On the next play, Hockenson was called for a holding penalty when he grabbed Denico Autry in a fruitless attempt keep him out of the backfield. The Lions had a deep pass to Golladay dialed up on the play, but needed time for it to develop off a run fake. Hockenson’s inability to block Autry scuttled that.
“Obviously, I need to pass protect better than I did this last week and so I think that’s a point of emphasis for the weeks to come,” Hockenson said.
I would not consider Hockenson a liability blocking, since I counted just one other hit he allowed on Stafford, when he and fullback Jason Cabinda mixed up a protection, giving safety Khari Willis a free lane to the quarterback on Stafford’s first quarter touchdown pass to Marvin Jones.

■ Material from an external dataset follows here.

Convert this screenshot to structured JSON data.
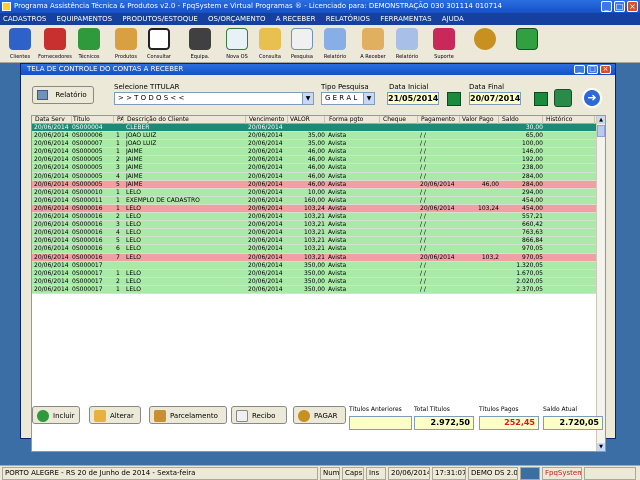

As a receiver, Hockenson did most of his damage in the first half, catching five of his seven passes for 40 yards before the break. Four of those catches (one was a screen pass) came on the Lions’ two-minute drive, but he still showed an impressive ability to create mismatches against linebackers and safeties.
I thought Hockenson’s best route came on an incomplete pass early in the second quarter, one play after Hockenson picked up 11 yards on another tight end screen.

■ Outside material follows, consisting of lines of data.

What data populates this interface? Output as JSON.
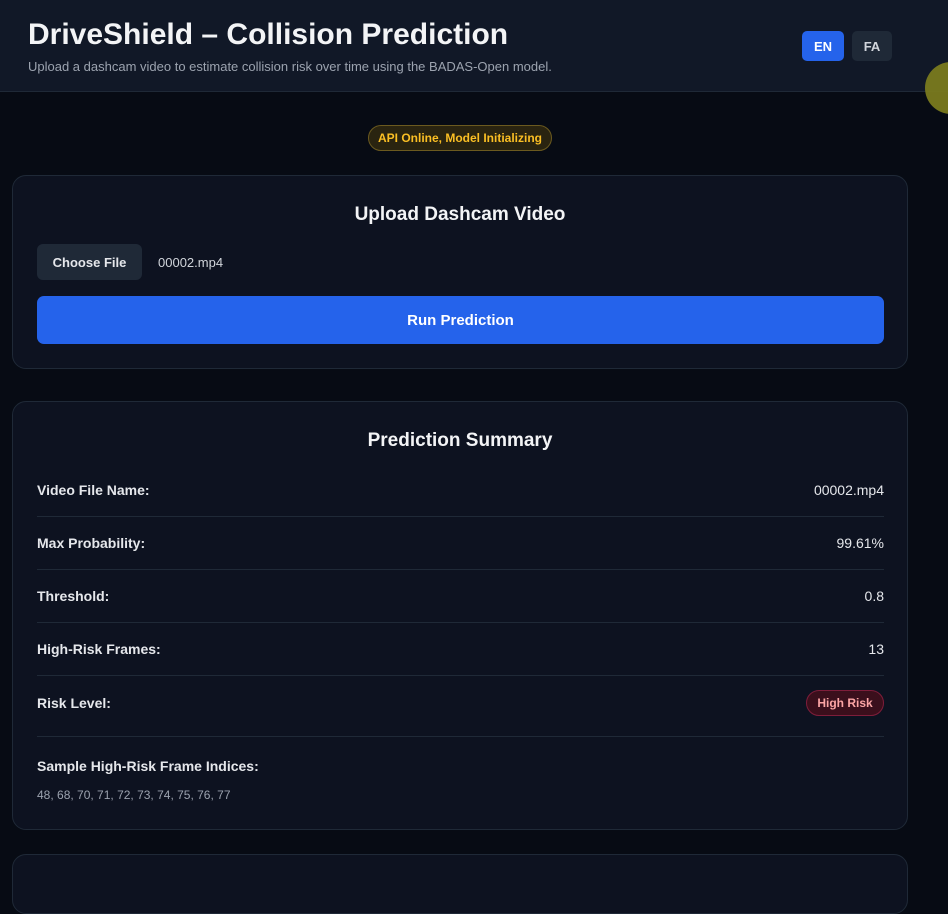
{
  "header": {
    "title": "DriveShield – Collision Prediction",
    "subtitle": "Upload a dashcam video to estimate collision risk over time using the BADAS-Open model.",
    "languages": [
      "EN",
      "FA"
    ],
    "active_language": "EN"
  },
  "status": {
    "text": "API Online, Model Initializing",
    "color": "#fbbf24"
  },
  "upload": {
    "title": "Upload Dashcam Video",
    "choose_file_label": "Choose File",
    "file_name": "00002.mp4",
    "run_label": "Run Prediction"
  },
  "summary": {
    "title": "Prediction Summary",
    "rows": [
      {
        "label": "Video File Name:",
        "value": "00002.mp4"
      },
      {
        "label": "Max Probability:",
        "value": "99.61%"
      },
      {
        "label": "Threshold:",
        "value": "0.8"
      },
      {
        "label": "High-Risk Frames:",
        "value": "13"
      }
    ],
    "risk_level_label": "Risk Level:",
    "risk_level_value": "High Risk",
    "indices_label": "Sample High-Risk Frame Indices:",
    "indices_value": "48, 68, 70, 71, 72, 73, 74, 75, 76, 77"
  },
  "colors": {
    "accent": "#2563eb",
    "background": "#070b14",
    "card": "#0d1220",
    "danger": "#fca5a5"
  }
}
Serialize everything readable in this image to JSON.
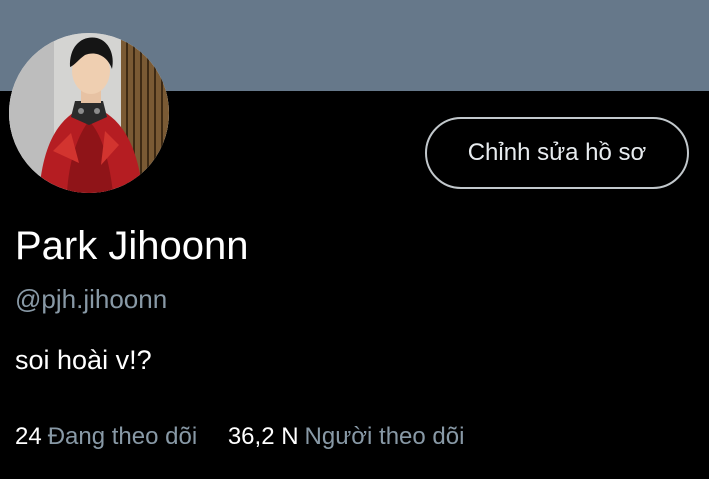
{
  "profile": {
    "display_name": "Park Jihoonn",
    "handle": "@pjh.jihoonn",
    "bio": "soi hoài v!?",
    "edit_button_label": "Chỉnh sửa hồ sơ"
  },
  "stats": {
    "following_count": "24",
    "following_label": "Đang theo dõi",
    "followers_count": "36,2 N",
    "followers_label": "Người theo dõi"
  },
  "colors": {
    "banner": "#66788a",
    "background": "#000000",
    "secondary_text": "#8899a6",
    "primary_text": "#ffffff",
    "button_border": "#c2c8cc"
  }
}
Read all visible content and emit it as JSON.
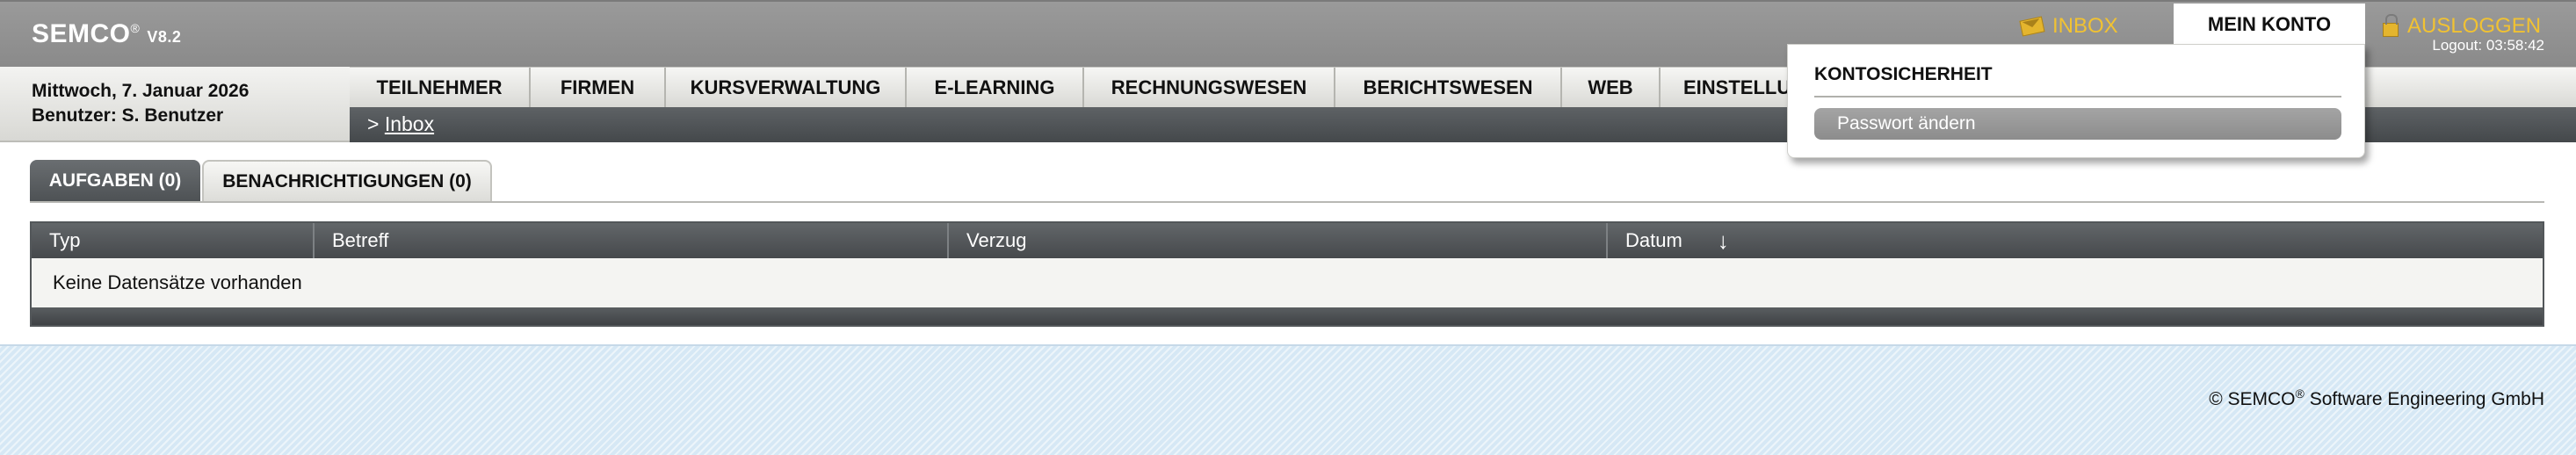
{
  "header": {
    "brand": "SEMCO",
    "brand_mark": "®",
    "version": "V8.2",
    "inbox_label": "INBOX",
    "inbox_icon": "mail-icon",
    "account_label": "MEIN KONTO",
    "logout_label": "AUSLOGGEN",
    "logout_icon": "lock-icon",
    "logout_timer": "Logout: 03:58:42",
    "accent_color": "#f1c232"
  },
  "info": {
    "date": "Mittwoch, 7. Januar 2026",
    "user": "Benutzer: S. Benutzer"
  },
  "nav": {
    "items": [
      {
        "label": "TEILNEHMER"
      },
      {
        "label": "FIRMEN"
      },
      {
        "label": "KURSVERWALTUNG"
      },
      {
        "label": "E-LEARNING"
      },
      {
        "label": "RECHNUNGSWESEN"
      },
      {
        "label": "BERICHTSWESEN"
      },
      {
        "label": "WEB"
      },
      {
        "label": "EINSTELLUNGEN"
      }
    ]
  },
  "breadcrumb": {
    "prefix": ">",
    "link": "Inbox"
  },
  "tabs": [
    {
      "label": "AUFGABEN (0)",
      "active": true
    },
    {
      "label": "BENACHRICHTIGUNGEN (0)",
      "active": false
    }
  ],
  "table": {
    "columns": [
      {
        "label": "Typ"
      },
      {
        "label": "Betreff"
      },
      {
        "label": "Verzug"
      },
      {
        "label": "Datum",
        "sort": "↓"
      }
    ],
    "empty_text": "Keine Datensätze vorhanden"
  },
  "dropdown": {
    "title": "KONTOSICHERHEIT",
    "items": [
      {
        "label": "Passwort ändern"
      }
    ]
  },
  "footer": {
    "copyright_prefix": "© SEMCO",
    "copyright_mark": "®",
    "copyright_suffix": " Software Engineering GmbH"
  }
}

The Lions motioned Hockenson out of the backfield to the left side of the line, creating a one-on-one matchup with rookie safety Julian Blackmon.
Hockenson ran what was essentially a drag-corner route, taking Blackmon just past the inside hash mark on a shallow drag, then breaking outside toward the numbers.
Golladay occupied the lone cornerback on that side of the field by running a streak down the sideline — an example of how his presence will be missed in the coming weeks — and Willis was shading toward the other side of the field, split between Jones and tight end Jesse James.
Stafford overshot Hockenson on the play, or it would have gone for an easy 20-plus yards.
“I see a guy that’s improving each and every day, a guy that it’s super important to,” offensive coordinator Darrell Bevell said Tuesday. “He really is trying to be on his details, trying to do the things that we’re asking him to do, and I think it’s starting to show up. I appreciate what he’s doing in the run game. He’s improving there each and every time we go out, and then these last couple weeks in particular you can see him doing a great job of running routes and gaining some great separation and giving us opportunities to get him the ball.”
Hockenson is a mismatch in the pass game, especially against linebackers, and he knows how to use his big body well, which has made him a favorite target of Stafford’s near the goal line.
Defenses will be able to focus on him more with Golladay out, but part of his quiet second half against the Colts was due to the way the game unfolded.
The Lions opponent this week, the Minnesota Vikings, have weirdly struggled against tight ends this year despite having two good safeties, Anthony Harris and Harrison Smith, that Bevell said are the strength of their defense.
The Green Bay Packers’ Robert Tonyan and Jace Sternberger combined for eight catches and 125 yards receiving against Minnesota last week, and the Colts’ Mo Alie-Cox had five catches for 111 yards in Week 2.
With Golladay out, Hockenson might have trouble duplicating those numbers, but he should be even more a focal point of the Lions’ offense.
“I hope I’ve gained the trust of those guys. I hope I’ve gained the trust of the rest of the team,” Hockenson said. “They’re trusting me to do things and they’re trusting other guys to do some things, too, but I think the biggest thing is everyone just needs to do their job and come out on Sunday and perform.”